Kajian ilmiah ini, lanjut Nirwala, merupakan tindak lanjut dari program penanganan sampah laut yang tertuang dalam Peraturan Presiden (Perpres) No.83/2018. Selain itu, kajian ini juga merespons masukan dari DPR pada tahun 2020 yang menginginkan agar pembahasan cukai plastik tidak hanya terbatas pada kantong plastik, tetapi juga mencakup produk plastik sekali pakai lainnya.

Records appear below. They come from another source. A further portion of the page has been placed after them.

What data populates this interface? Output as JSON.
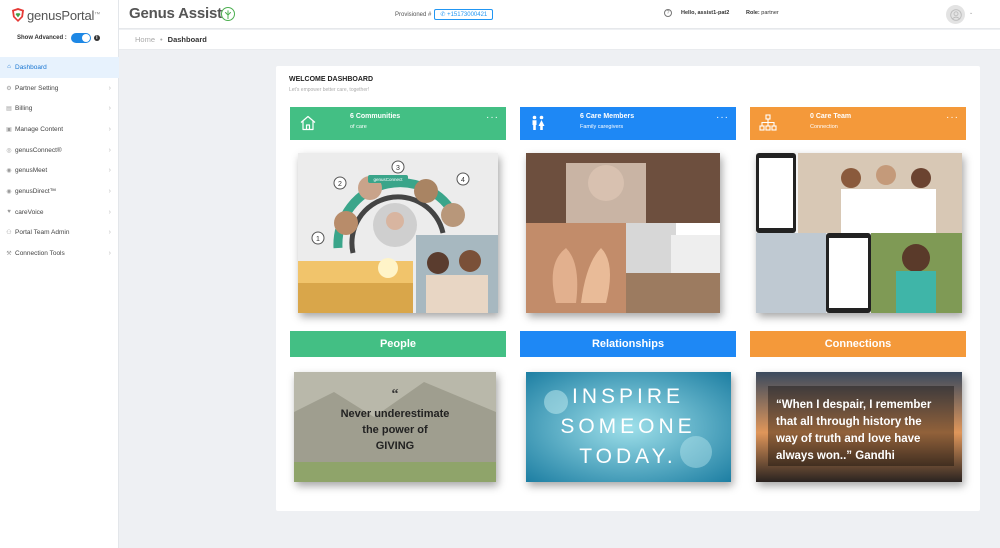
{
  "sidebar": {
    "logo_text": "genusPortal",
    "logo_tm": "™",
    "show_advanced_label": "Show Advanced :",
    "items": [
      {
        "label": "Dashboard",
        "icon": "home-icon",
        "active": true
      },
      {
        "label": "Partner Setting",
        "icon": "gear-icon"
      },
      {
        "label": "Billing",
        "icon": "document-icon"
      },
      {
        "label": "Manage Content",
        "icon": "content-icon"
      },
      {
        "label": "genusConnect®",
        "icon": "connect-icon"
      },
      {
        "label": "genusMeet",
        "icon": "meet-icon"
      },
      {
        "label": "genusDirect™",
        "icon": "direct-icon"
      },
      {
        "label": "careVoice",
        "icon": "voice-icon"
      },
      {
        "label": "Portal Team Admin",
        "icon": "team-icon"
      },
      {
        "label": "Connection Tools",
        "icon": "tools-icon"
      }
    ]
  },
  "header": {
    "title": "Genus Assist",
    "provisioned_label": "Provisioned #",
    "phone": "+15173000421",
    "hello": "Hello, assist1-pat2",
    "role_label": "Role:",
    "role_value": "partner"
  },
  "breadcrumb": {
    "home": "Home",
    "current": "Dashboard"
  },
  "dashboard": {
    "title": "WELCOME DASHBOARD",
    "subtitle": "Let's empower better care, together!",
    "stats": [
      {
        "value": "6 Communities",
        "label": "of care",
        "icon": "home-outline-icon",
        "color": "#43bf84"
      },
      {
        "value": "6 Care Members",
        "label": "Family caregivers",
        "icon": "people-icon",
        "color": "#1e88f5"
      },
      {
        "value": "0 Care Team",
        "label": "Connection",
        "icon": "org-chart-icon",
        "color": "#f4993a"
      }
    ],
    "categories": [
      "People",
      "Relationships",
      "Connections"
    ],
    "photo_labels": {
      "steps": [
        "1",
        "2",
        "3",
        "4"
      ],
      "center": "genusConnect"
    },
    "quotes": {
      "q1_mark": "“",
      "q1_line1": "Never underestimate",
      "q1_line2": "the power of",
      "q1_line3": "GIVING",
      "q2_line1": "INSPIRE",
      "q2_line2": "SOMEONE",
      "q2_line3": "TODAY.",
      "q3_line1": "“When I despair, I remember",
      "q3_line2": "that all through history the",
      "q3_line3": "way of truth and love have",
      "q3_line4": "always won..”  Gandhi"
    }
  },
  "colors": {
    "accent": "#1e88e5",
    "green": "#43bf84",
    "blue": "#1e88f5",
    "orange": "#f4993a"
  }
}
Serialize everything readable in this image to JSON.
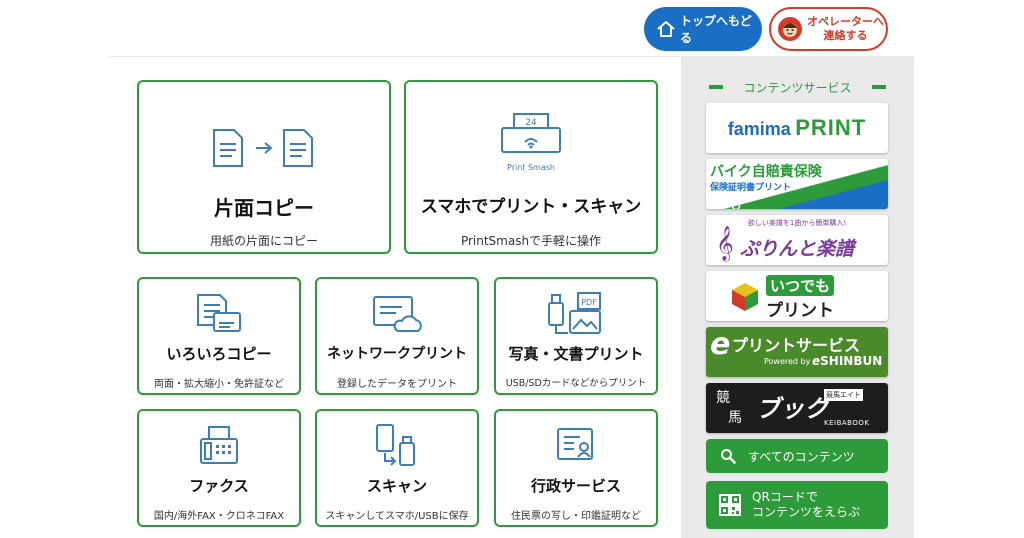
{
  "header": {
    "home_label": "トップへもどる",
    "operator_label": "オペレーターへ\n連絡する"
  },
  "tiles": {
    "single_copy": {
      "title": "片面コピー",
      "subtitle": "用紙の片面にコピー"
    },
    "smartphone_print": {
      "title": "スマホでプリント・スキャン",
      "subtitle": "PrintSmashで手軽に操作",
      "icon_text_top": "24",
      "icon_text_bottom": "Print Smash"
    },
    "various_copy": {
      "title": "いろいろコピー",
      "subtitle": "両面・拡大縮小・免許証など"
    },
    "network_print": {
      "title": "ネットワークプリント",
      "subtitle": "登録したデータをプリント"
    },
    "photo_doc_print": {
      "title": "写真・文書プリント",
      "subtitle": "USB/SDカードなどからプリント",
      "icon_text": "PDF"
    },
    "fax": {
      "title": "ファクス",
      "subtitle": "国内/海外FAX・クロネコFAX"
    },
    "scan": {
      "title": "スキャン",
      "subtitle": "スキャンしてスマホ/USBに保存"
    },
    "admin": {
      "title": "行政サービス",
      "subtitle": "住民票の写し・印鑑証明など"
    }
  },
  "sidebar": {
    "heading": "コンテンツサービス",
    "banners": {
      "famima_print": {
        "text_a": "famima",
        "text_b": "PRINT"
      },
      "bike_insurance": {
        "title": "バイク自賠責保険",
        "subtitle": "保険証明書プリント"
      },
      "sheet_music": {
        "small": "欲しい楽譜を1曲から簡単購入!",
        "title": "ぷりんと楽譜"
      },
      "itsudemo_print": {
        "line1": "いつでも",
        "line2": "プリント"
      },
      "e_print": {
        "title": "プリントサービス",
        "e": "e",
        "powered": "Powered by",
        "shinbun": "SHINBUN"
      },
      "keiba_book": {
        "kanji1": "競",
        "kanji2": "馬",
        "title": "ブック",
        "sub": "KEIBABOOK",
        "badge": "競馬エイト"
      }
    },
    "all_contents_label": "すべてのコンテンツ",
    "qr_label": "QRコードで\nコンテンツをえらぶ"
  },
  "colors": {
    "green": "#2e9b3a",
    "blue": "#1a6fc4",
    "red": "#d23a2a",
    "icon_blue": "#3d7fb0"
  }
}
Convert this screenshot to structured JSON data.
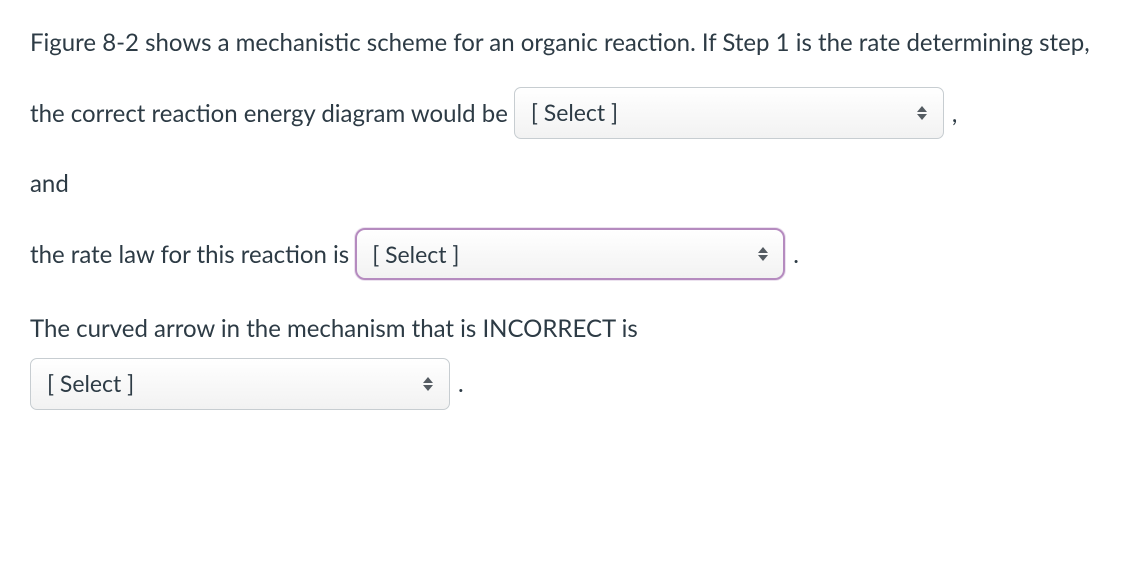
{
  "intro": "Figure 8-2 shows a mechanistic scheme for an organic reaction. If Step 1 is the rate determining step,",
  "line1": {
    "prefix": "the correct reaction energy diagram would be",
    "select_text": "[ Select ]",
    "trailing": ","
  },
  "line2": "and",
  "line3": {
    "prefix": "the rate law for this reaction is",
    "select_text": "[ Select ]",
    "trailing": "."
  },
  "line4": {
    "prefix": "The curved arrow in the mechanism that is INCORRECT is",
    "select_text": "[ Select ]",
    "trailing": "."
  }
}
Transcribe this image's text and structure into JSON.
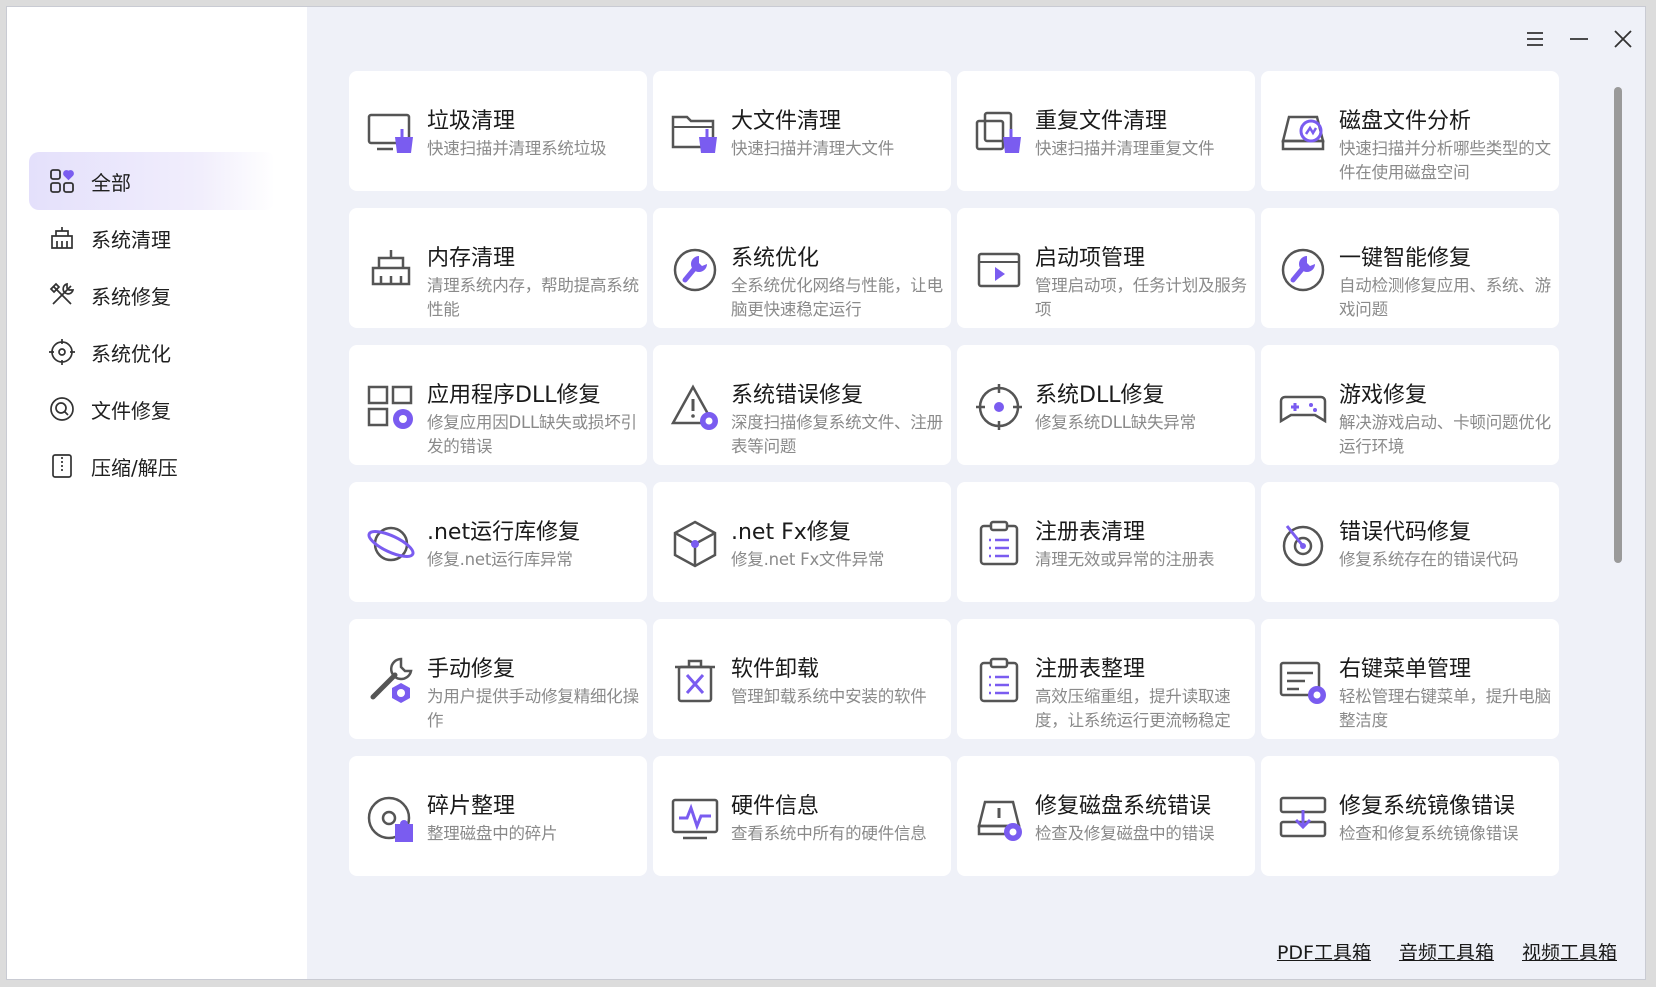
{
  "colors": {
    "accent": "#7a5cf0",
    "icon_gray": "#555555",
    "bg": "#eff1f8"
  },
  "sidebar": {
    "items": [
      {
        "label": "全部",
        "icon": "grid-heart-icon",
        "active": true
      },
      {
        "label": "系统清理",
        "icon": "broom-icon",
        "active": false
      },
      {
        "label": "系统修复",
        "icon": "wrench-cross-icon",
        "active": false
      },
      {
        "label": "系统优化",
        "icon": "target-icon",
        "active": false
      },
      {
        "label": "文件修复",
        "icon": "search-wrench-icon",
        "active": false
      },
      {
        "label": "压缩/解压",
        "icon": "zip-icon",
        "active": false
      }
    ]
  },
  "window_controls": [
    "menu-icon",
    "minimize-icon",
    "close-icon"
  ],
  "tools": [
    {
      "title": "垃圾清理",
      "desc": "快速扫描并清理系统垃圾",
      "icon": "monitor-broom-icon"
    },
    {
      "title": "大文件清理",
      "desc": "快速扫描并清理大文件",
      "icon": "folder-broom-icon"
    },
    {
      "title": "重复文件清理",
      "desc": "快速扫描并清理重复文件",
      "icon": "files-broom-icon"
    },
    {
      "title": "磁盘文件分析",
      "desc": "快速扫描并分析哪些类型的文件在使用磁盘空间",
      "icon": "disk-chart-icon"
    },
    {
      "title": "内存清理",
      "desc": "清理系统内存，帮助提高系统性能",
      "icon": "memory-broom-icon"
    },
    {
      "title": "系统优化",
      "desc": "全系统优化网络与性能，让电脑更快速稳定运行",
      "icon": "wrench-circle-icon"
    },
    {
      "title": "启动项管理",
      "desc": "管理启动项，任务计划及服务项",
      "icon": "play-window-icon"
    },
    {
      "title": "一键智能修复",
      "desc": "自动检测修复应用、系统、游戏问题",
      "icon": "wrench-circle-icon"
    },
    {
      "title": "应用程序DLL修复",
      "desc": "修复应用因DLL缺失或损坏引发的错误",
      "icon": "apps-repair-icon"
    },
    {
      "title": "系统错误修复",
      "desc": "深度扫描修复系统文件、注册表等问题",
      "icon": "warning-repair-icon"
    },
    {
      "title": "系统DLL修复",
      "desc": "修复系统DLL缺失异常",
      "icon": "crosshair-icon"
    },
    {
      "title": "游戏修复",
      "desc": "解决游戏启动、卡顿问题优化运行环境",
      "icon": "gamepad-icon"
    },
    {
      "title": ".net运行库修复",
      "desc": "修复.net运行库异常",
      "icon": "planet-icon"
    },
    {
      "title": ".net Fx修复",
      "desc": "修复.net Fx文件异常",
      "icon": "cube-icon"
    },
    {
      "title": "注册表清理",
      "desc": "清理无效或异常的注册表",
      "icon": "clipboard-list-icon"
    },
    {
      "title": "错误代码修复",
      "desc": "修复系统存在的错误代码",
      "icon": "dial-icon"
    },
    {
      "title": "手动修复",
      "desc": "为用户提供手动修复精细化操作",
      "icon": "wrench-gear-icon"
    },
    {
      "title": "软件卸载",
      "desc": "管理卸载系统中安装的软件",
      "icon": "trash-x-icon"
    },
    {
      "title": "注册表整理",
      "desc": "高效压缩重组，提升读取速度，让系统运行更流畅稳定",
      "icon": "clipboard-list-icon"
    },
    {
      "title": "右键菜单管理",
      "desc": "轻松管理右键菜单，提升电脑整洁度",
      "icon": "menu-repair-icon"
    },
    {
      "title": "碎片整理",
      "desc": "整理磁盘中的碎片",
      "icon": "disc-puzzle-icon"
    },
    {
      "title": "硬件信息",
      "desc": "查看系统中所有的硬件信息",
      "icon": "monitor-pulse-icon"
    },
    {
      "title": "修复磁盘系统错误",
      "desc": "检查及修复磁盘中的错误",
      "icon": "disk-warning-icon"
    },
    {
      "title": "修复系统镜像错误",
      "desc": "检查和修复系统镜像错误",
      "icon": "image-download-icon"
    }
  ],
  "footer": {
    "links": [
      "PDF工具箱",
      "音频工具箱",
      "视频工具箱"
    ]
  }
}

“Menindaklanjuti hal tersebut, pada tahun 2021, kami melakukan kajian terhadap *diapers*, tisu basah, dan alat makan sekali pakai untuk memetakan opsi produk yang secara teoritis memenuhi kriteria Barang Kena Cukai (BKC),” jelas Nirwala.
Ia menambahkan bahwa cukai adalah pungutan negara yang dikenakan pada barang-barang tertentu yang memenuhi kriteria yang telah ditetapkan. Kriteria tersebut meliputi barang yang konsumsinya perlu dikendalikan, peredarannya perlu diawasi, penggunaannya menimbulkan dampak negatif bagi masyarakat atau lingkungan, atau penggunaannya layak dipungut negara demi keadilan dan keseimbangan.
Sejalan dengan upaya ini, Kemenkeu dalam dokumen Peraturan Menteri Keuangan (PMK) No.70/2025 tentang Renstra Kemenkeu 2025-2029, mengungkap bahwa pihaknya terus berupaya menggali potensi penerimaan negara. Salah satu caranya adalah melalui perluasan basis pajak, kepabeanan, dan cukai, serta pemetaan potensi Penerimaan Negara Bukan Pajak (PNBP).
Upaya tersebut diwujudkan melalui penyusunan kajian potensi BKC berupa *diapers* dan alat makan dan minum sekali pakai, serta kajian ekstensifikasi cukai tisu basah. Selain itu, Kemenkeu juga mengusulkan kenaikan batas atas Bea Keluar Kelapa Sawit sebagai bagian dari strategi perluasan basis penerimaan.
Meski demikian, perlu dicatat bahwa pemerintah dan DPR belum memasukkan potensi cukai terhadap popok, alat makan dan minum sekali pakai, serta tisu basah ke dalam asumsi penerimaan negara dari cukai dalam APBN 2026.
Sebagai perbandingan, produk minuman berpemanis dalam kemasan (MBDK) justru telah dimasukkan ke dalam asumsi penerimaan negara pada APBN tahun depan. Kendati demikian, realisasi pengenaan cukai MBDK masih menunggu peraturan pelaksana dari undang-undang terkait. Sebelumnya, mengemuka pula wacana penerapan *single profile* pajak hingga bea cukai, yang diharapkan tidak memberatkan pengusaha.
Ringkasan
Direktorat Jenderal Bea dan Cukai (DJBC) Kementerian Keuangan (Kemenkeu) menyatakan bahwa wacana pengenaan cukai pada popok bayi, alat makan sekali pakai, dan tisu basah masih dalam tahap kajian ilmiah. Kajian ini merupakan tindak lanjut dari program penanganan sampah laut dan masukan dari DPR terkait pembahasan cukai plastik.
Kemenkeu melakukan kajian terhadap produk-produk tersebut untuk memetakan opsi yang memenuhi kriteria Barang Kena Cukai (BKC). Pemerintah dan DPR belum memasukkan potensi cukai ini ke dalam asumsi penerimaan negara pada APBN 2026, berbeda dengan produk minuman berpemanis dalam kemasan (MBDK) yang sudah dimasukkan.